Catarina de Bragança, Rainha de Inglaterra, em Dezembro de 1699, e os
turbulentos Meninos de Palhavã, desterrados pelo Marquês de Pombal.
Visita D. Sebastião 1577, tela de artistas anónimos , popular.
O decreto de extinção das Ordens Religiosas, em Maio de 1834,
abrangeu o edifício, que esteve encerrado alguns anos até ser vendido pelo
estado, em hasta pública, à família Sousa Leitão, de Borba, a qual a alienou
c.ª de 1870 a D. Carolina Amélia Fernandes de Torres, casada com Henrique
Correia da Silva Leotte, ascendente do actual proprietário, Eng. Henrique
Leotte Tavares. Abandonado durante muitos anos, padeceu grave ruina com a total
profanação das partes sagradas, e venda do recheio sumptuário do templo e de
outras capelas interiores. Todas estas incúrias foram, felizmente, redimidas na
actualidade com o restauro dos mais importantes membros arquitectónicos do
secular mosteiro, decano dos paulistas portugueses.

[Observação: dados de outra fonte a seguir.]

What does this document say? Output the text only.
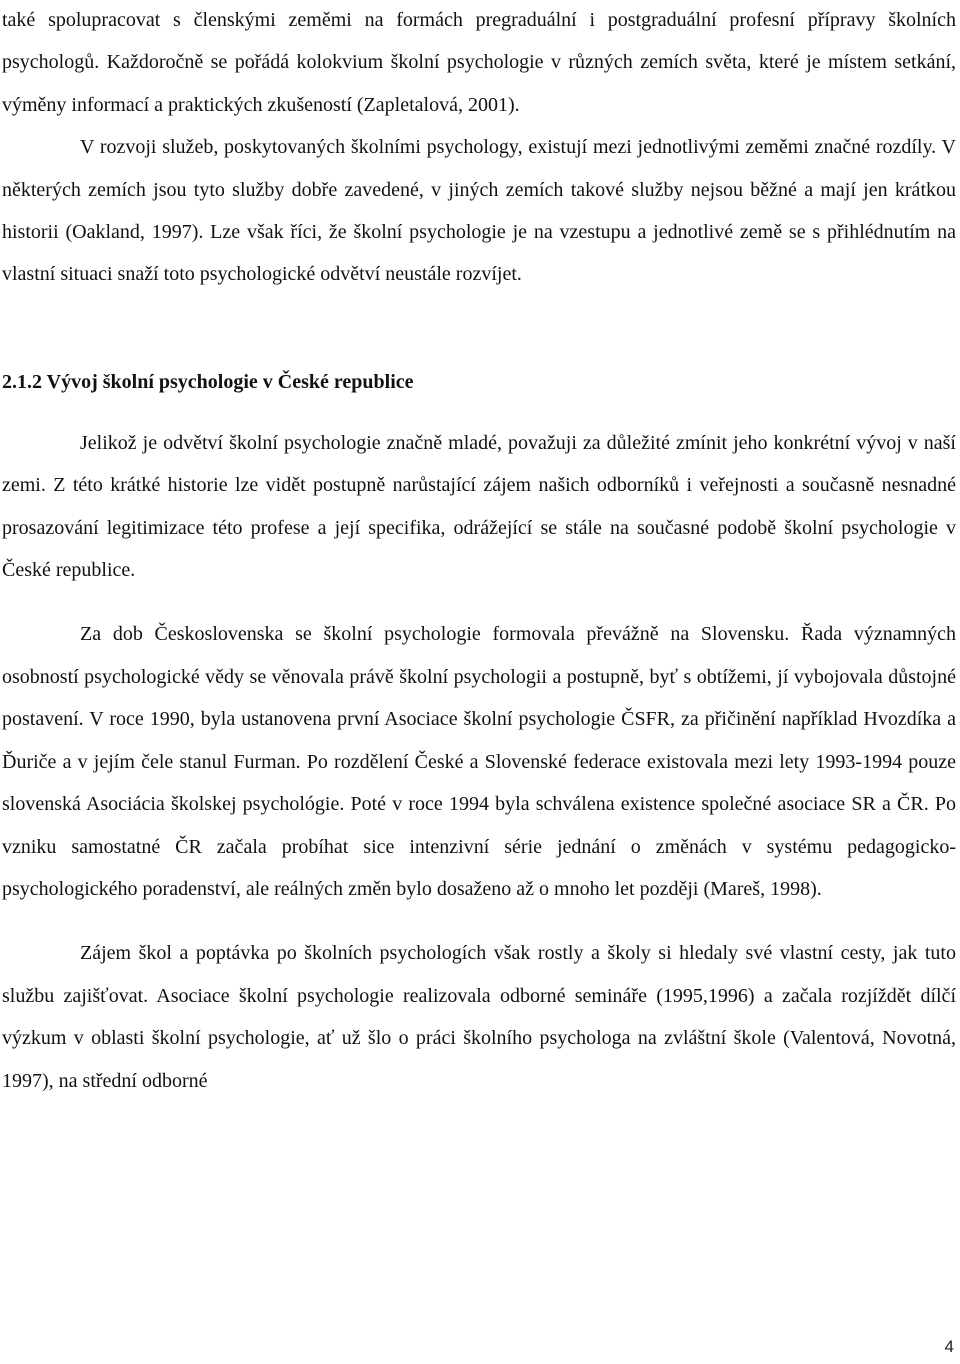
také spolupracovat s členskými zeměmi na formách pregraduální i postgraduální profesní přípravy školních psychologů. Každoročně se pořádá kolokvium školní psychologie v různých zemích světa, které je místem setkání, výměny informací a praktických zkušeností (Zapletalová, 2001).

V rozvoji služeb, poskytovaných školními psychology, existují mezi jednotlivými zeměmi značné rozdíly. V některých zemích jsou tyto služby dobře zavedené, v jiných zemích takové služby nejsou běžné a mají jen krátkou historii (Oakland, 1997). Lze však říci, že školní psychologie je na vzestupu a jednotlivé země se s přihlédnutím na vlastní situaci snaží toto psychologické odvětví neustále rozvíjet.

2.1.2 Vývoj školní psychologie v České republice

Jelikož je odvětví školní psychologie značně mladé, považuji za důležité zmínit jeho konkrétní vývoj v naší zemi. Z této krátké historie lze vidět postupně narůstající zájem našich odborníků i veřejnosti a současně nesnadné prosazování legitimizace této profese a její specifika, odrážející se stále na současné podobě školní psychologie v České republice.

Za dob Československa se školní psychologie formovala převážně na Slovensku. Řada významných osobností psychologické vědy se věnovala právě školní psychologii a postupně, byť s obtížemi, jí vybojovala důstojné postavení. V roce 1990, byla ustanovena první Asociace školní psychologie ČSFR, za přičinění například Hvozdíka a Ďuriče a v jejím čele stanul Furman. Po rozdělení České a Slovenské federace existovala mezi lety 1993-1994 pouze slovenská Asociácia školskej psychológie. Poté v roce 1994 byla schválena existence společné asociace SR a ČR. Po vzniku samostatné ČR začala probíhat sice intenzivní série jednání o změnách v systému pedagogicko-psychologického poradenství, ale reálných změn bylo dosaženo až o mnoho let později (Mareš, 1998).

Zájem škol a poptávka po školních psychologích však rostly a školy si hledaly své vlastní cesty, jak tuto službu zajišťovat. Asociace školní psychologie realizovala odborné semináře (1995,1996) a začala rozjíždět dílčí výzkum v oblasti školní psychologie, ať už šlo o práci školního psychologa na zvláštní škole (Valentová, Novotná, 1997), na střední odborné

4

Construído numa quebrada da linha meridional da Serra de
D´Ossa, em sítio que os antigos designavam de S. Cornélio, envolvido por
frondosa mata de pinheiros, aloendros e freixos, o Convento de S. Paulo,
apresenta a frontaria alva de caio na sua estrutura de alvenaria do sistema
construtivo alentejano e apenas cunhada, no templo, por grossas pilastras de
granito aparelhado.
No seu aspecto mostra a silhueta da grande reforma resolvida
pelo Conselho da Ordem, e estando como reitor Fr. João da Conceição, assinalada
com notório incremento no verão de 1725 e prolongamento até finais de 1725,
onde se gastaram para cima de 300.000 rs., período este assinalado pela oferta
de inumerável material de obras, incluindo os guindastes, feita pelo lavrador
vizinho Miguel Barbosa.
...
Desde que a herdade e o Convento entraram na posse da família Leotte que se iniciaram os trabalhos de recuperação e restauro, a par com a retoma e desenvolvimento da exploração agrícola, como uma das fontes de suporte das imensas despesas que as obras do Convento exigiam.

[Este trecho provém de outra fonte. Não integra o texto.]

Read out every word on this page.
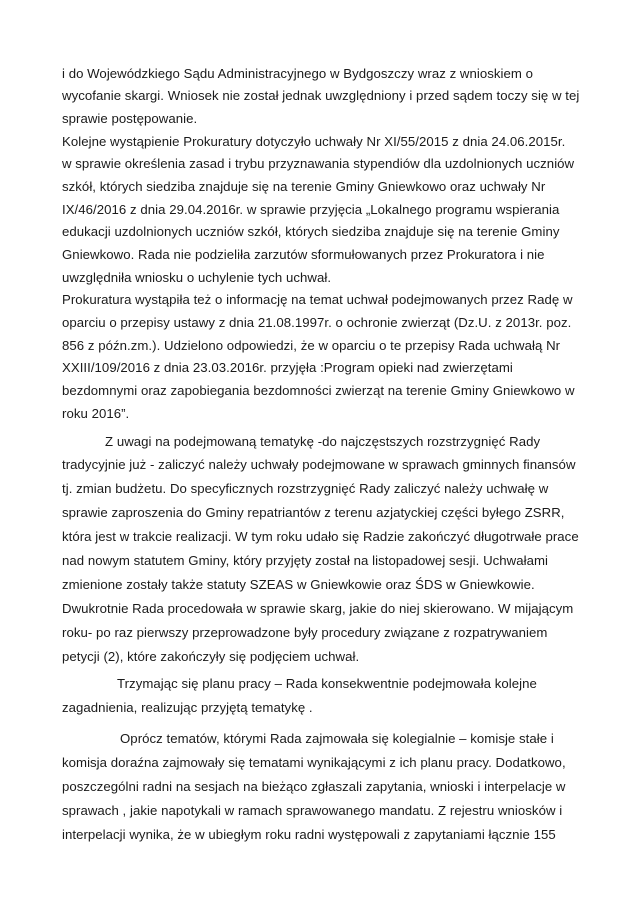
i do Wojewódzkiego Sądu Administracyjnego w Bydgoszczy wraz z wnioskiem o
wycofanie skargi. Wniosek nie został jednak uwzględniony i przed sądem toczy się w tej
sprawie postępowanie.
Kolejne wystąpienie Prokuratury dotyczyło uchwały Nr XI/55/2015 z dnia 24.06.2015r.
w sprawie określenia zasad i trybu przyznawania stypendiów dla uzdolnionych uczniów
szkół, których siedziba znajduje się na terenie Gminy Gniewkowo oraz uchwały Nr
IX/46/2016 z dnia 29.04.2016r. w sprawie przyjęcia „Lokalnego programu wspierania
edukacji uzdolnionych uczniów szkół, których siedziba znajduje się na terenie Gminy
Gniewkowo. Rada nie podzieliła zarzutów sformułowanych przez Prokuratora i nie
uwzględniła wniosku o uchylenie tych uchwał.
Prokuratura wystąpiła też o informację na temat uchwał podejmowanych przez Radę w
oparciu o przepisy ustawy z dnia 21.08.1997r. o ochronie zwierząt (Dz.U. z 2013r. poz.
856 z późn.zm.). Udzielono odpowiedzi, że w oparciu o te przepisy Rada uchwałą Nr
XXIII/109/2016 z dnia 23.03.2016r. przyjęła :Program opieki nad zwierzętami
bezdomnymi oraz zapobiegania bezdomności zwierząt na terenie Gminy Gniewkowo w
roku 2016”.
Z uwagi na podejmowaną tematykę -do najczęstszych rozstrzygnięć Rady
tradycyjnie już - zaliczyć należy uchwały podejmowane w sprawach gminnych finansów
tj. zmian budżetu. Do specyficznych rozstrzygnięć Rady zaliczyć należy uchwałę w
sprawie zaproszenia do Gminy repatriantów z terenu azjatyckiej części byłego ZSRR,
która jest w trakcie realizacji. W tym roku udało się Radzie zakończyć długotrwałe prace
nad nowym statutem Gminy, który przyjęty został na listopadowej sesji. Uchwałami
zmienione zostały także statuty SZEAS w Gniewkowie oraz ŚDS w Gniewkowie.
Dwukrotnie Rada procedowała w sprawie skarg, jakie do niej skierowano. W mijającym
roku- po raz pierwszy przeprowadzone były procedury związane z rozpatrywaniem
petycji (2), które zakończyły się podjęciem uchwał.
Trzymając się planu pracy – Rada konsekwentnie podejmowała kolejne
zagadnienia, realizując przyjętą tematykę .
Oprócz tematów, którymi Rada zajmowała się kolegialnie – komisje stałe i
komisja doraźna zajmowały się tematami wynikającymi z ich planu pracy. Dodatkowo,
poszczególni radni na sesjach na bieżąco zgłaszali zapytania, wnioski i interpelacje w
sprawach , jakie napotykali w ramach sprawowanego mandatu. Z rejestru wniosków i
interpelacji wynika, że w ubiegłym roku radni występowali z zapytaniami łącznie 155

Escoou-se o século XIX e metade do século XX até que fosse feita a atual estrada ligando Estremoz a Redondo e passando à entrada do Convento.
O Convento de S. Paulo é hoje em dia um confortável e
requintado hotel.
O Hotel Convento de São Paulo foi inaugurado em 25 de Abril de 1993, a despeito de todas as dificuldades que lhe foram postas e do cepticismo corrosivo daqueles que nada tendo feito, nada queriam que se fizesse e nada acreditavam que fosse possível fazer.